Controlled Trials: Retrospect and Prospect

The 1990 Darwin Lecture was delivered by Sir Richard Doll, FRS at the Royal Society of Medicine on 7 November 1990.

Sir Richard described the progress which had been made in the design and interpretation of controlled clinical trials over the last fifty years. Before 1937 the evaluation of new treatments had been based on subjective assessments of their efficacy by senior practitioners, an approach which worked well where there was a dramatic and quickly detectable effect but which was incapable of yielding reliable conclusions with less effective but nevertheless potentially beneficial treatments.

Although the underlying ideas were not new, and indeed had already been adopted as the basic principles of experimental design in agriculture, it was not until Austin Bradford Hill published a series of articles on the ‘‘Principles of Medical Statistics’’ in the Lancet in 1937 that the concept of controlled trials was taken seriously by the medical profession. The early trials involved the treatment of alternate patients which allowed some bias in a doctor’s decision whether to include a patient in the trial at all. Randomisation was the answer to this problem and in 1946 Bradford Hill persuaded a Medical Research Council committee to use it in a trial aimed at testing the value of pertussis vaccine. A few months later he extended the method to the clinical field to test the efficacy of streptomycin in the treatment of pulmonary tuberculosis.

The need to obtain an objective assessment of a patient’s progress, ideally by having both patient and assessing clinician ignorant of the treatment being administered, had to be balanced against ethical considerations such as the unpleasantness of any placebo given to patients in a control group and the right of any doctor to change a treatment if judged to be in his patient’s best interests. Indeed, it is noteworthy how much attention was paid to ethical considerations long before ethical vetting committees were thought of.
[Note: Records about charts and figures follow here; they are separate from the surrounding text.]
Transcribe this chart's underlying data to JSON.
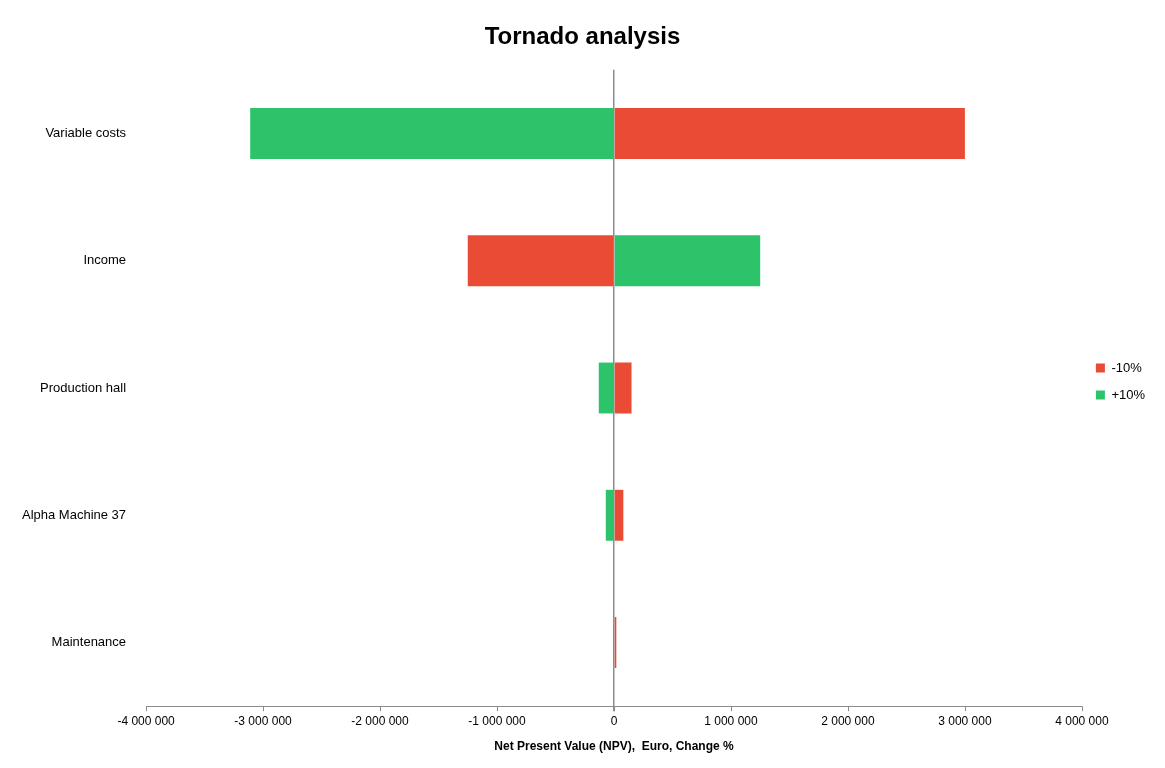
{
  "chart_data": {
    "type": "bar",
    "orientation": "horizontal",
    "stacked": true,
    "title": "Tornado analysis",
    "xlabel": "Net Present Value (NPV),  Euro, Change %",
    "categories": [
      "Variable costs",
      "Income",
      "Production hall",
      "Alpha Machine 37",
      "Maintenance"
    ],
    "series": [
      {
        "name": "-10%",
        "color": "#e94b35",
        "values": [
          3000000,
          -1250000,
          150000,
          80000,
          20000
        ]
      },
      {
        "name": "+10%",
        "color": "#2cc36b",
        "values": [
          -3110000,
          1250000,
          -130000,
          -70000,
          0
        ]
      }
    ],
    "xlim": [
      -4000000,
      4000000
    ],
    "xticks": [
      {
        "value": -4000000,
        "label": "-4 000 000"
      },
      {
        "value": -3000000,
        "label": "-3 000 000"
      },
      {
        "value": -2000000,
        "label": "-2 000 000"
      },
      {
        "value": -1000000,
        "label": "-1 000 000"
      },
      0,
      {
        "value": 1000000,
        "label": "1 000 000"
      },
      {
        "value": 2000000,
        "label": "2 000 000"
      },
      {
        "value": 3000000,
        "label": "3 000 000"
      },
      {
        "value": 4000000,
        "label": "4 000 000"
      }
    ],
    "legend": "right"
  }
}
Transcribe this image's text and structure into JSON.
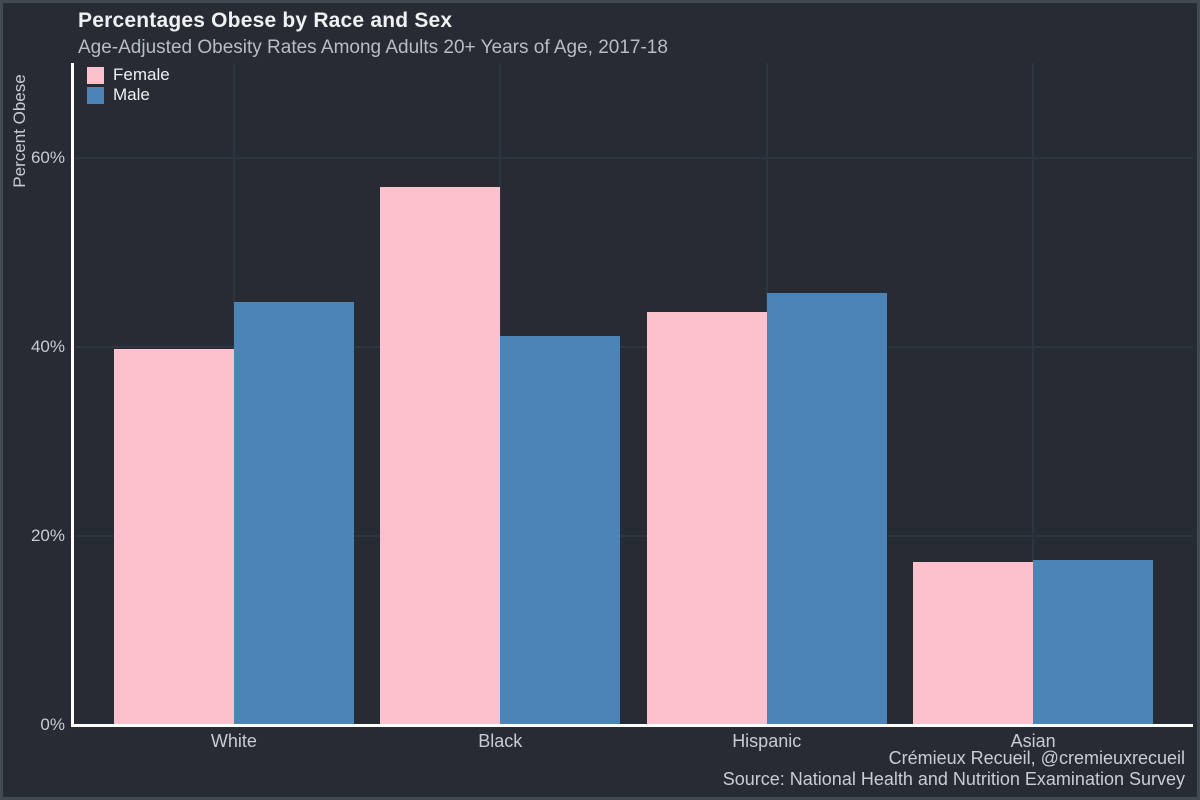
{
  "chart": {
    "title": "Percentages Obese by Race and Sex",
    "subtitle": "Age-Adjusted Obesity Rates Among Adults 20+ Years of Age, 2017-18",
    "y_axis_title": "Percent Obese",
    "caption_line1": "Crémieux Recueil, @cremieuxrecueil",
    "caption_line2": "Source: National Health and Nutrition Examination Survey",
    "legend": {
      "female_label": "Female",
      "male_label": "Male"
    }
  },
  "chart_data": {
    "type": "bar",
    "title": "Percentages Obese by Race and Sex",
    "subtitle": "Age-Adjusted Obesity Rates Among Adults 20+ Years of Age, 2017-18",
    "xlabel": "",
    "ylabel": "Percent Obese",
    "categories": [
      "White",
      "Black",
      "Hispanic",
      "Asian"
    ],
    "series": [
      {
        "name": "Female",
        "color": "#fcc1cd",
        "values": [
          39.8,
          56.9,
          43.7,
          17.2
        ]
      },
      {
        "name": "Male",
        "color": "#4b84b6",
        "values": [
          44.7,
          41.1,
          45.7,
          17.5
        ]
      }
    ],
    "yticks": [
      0,
      20,
      40,
      60
    ],
    "ytick_labels": [
      "0%",
      "20%",
      "40%",
      "60%"
    ],
    "ylim": [
      0,
      70
    ],
    "grid": true,
    "legend_position": "top-left-inside",
    "caption": "Crémieux Recueil, @cremieuxrecueil\nSource: National Health and Nutrition Examination Survey"
  },
  "colors": {
    "background": "#262b34",
    "frame_border": "#434a54",
    "gridline": "#2f3540",
    "axis_line": "#ffffff",
    "title_text": "#f0f1f3",
    "subtitle_text": "#b8bcc3",
    "tick_text": "#c8ccd2",
    "caption_text": "#c9cdd3",
    "legend_text": "#eef0f2",
    "female_bar": "#fcc1cd",
    "male_bar": "#4b84b6"
  }
}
Developments in recent years have centred on better trial design and ever more refined statistical techniques for extracting the maximum information from the available evidence. Inevitably an increasing proportion of new treatments shows benefits which are far from easy to demonstrate conclusively. Nevertheless, they are of immense importance in the relief of human misery - a reduction in the fatality of breast cancer from 40% to 35%, for example, would avoid more premature deaths in a year than the total elimination of multiple sclerosis but it might take a randomised sample of at least 10,000 patients to demonstrate such an effect. Not surprisingly, inconclusive clinical trials have become common.

Two developments have been aimed at solving this problem. One is the statistical overview which pools the results of all trials of the same treatment, taking due account of the different ways in which they have been conducted and permitting conclusions which none of the trials in isolation would have justified. The successes of this method include the demonstration of the beneficial effects on the survival of patients with breast cancer from treatment with both cytotoxic chemotherapy and tamoxifen. The other development is the large scale collaborative trial involving several hundred hospitals in several countries. Among the successes of this method is the demonstration of the efficacy of aspirin and streptokinase, administered within a few hours of myocardial infarction, in reducing subsequent fatality.

In conclusion Sir Richard celebrated the fact that over the last fifty years the useless remedies which hitherto filled dispensaries throughout the world have largely disappeared from developed countries. There now exist techniques for ensuring that the true effects of new therapies are quickly discovered, largely due to the innovations of British academics.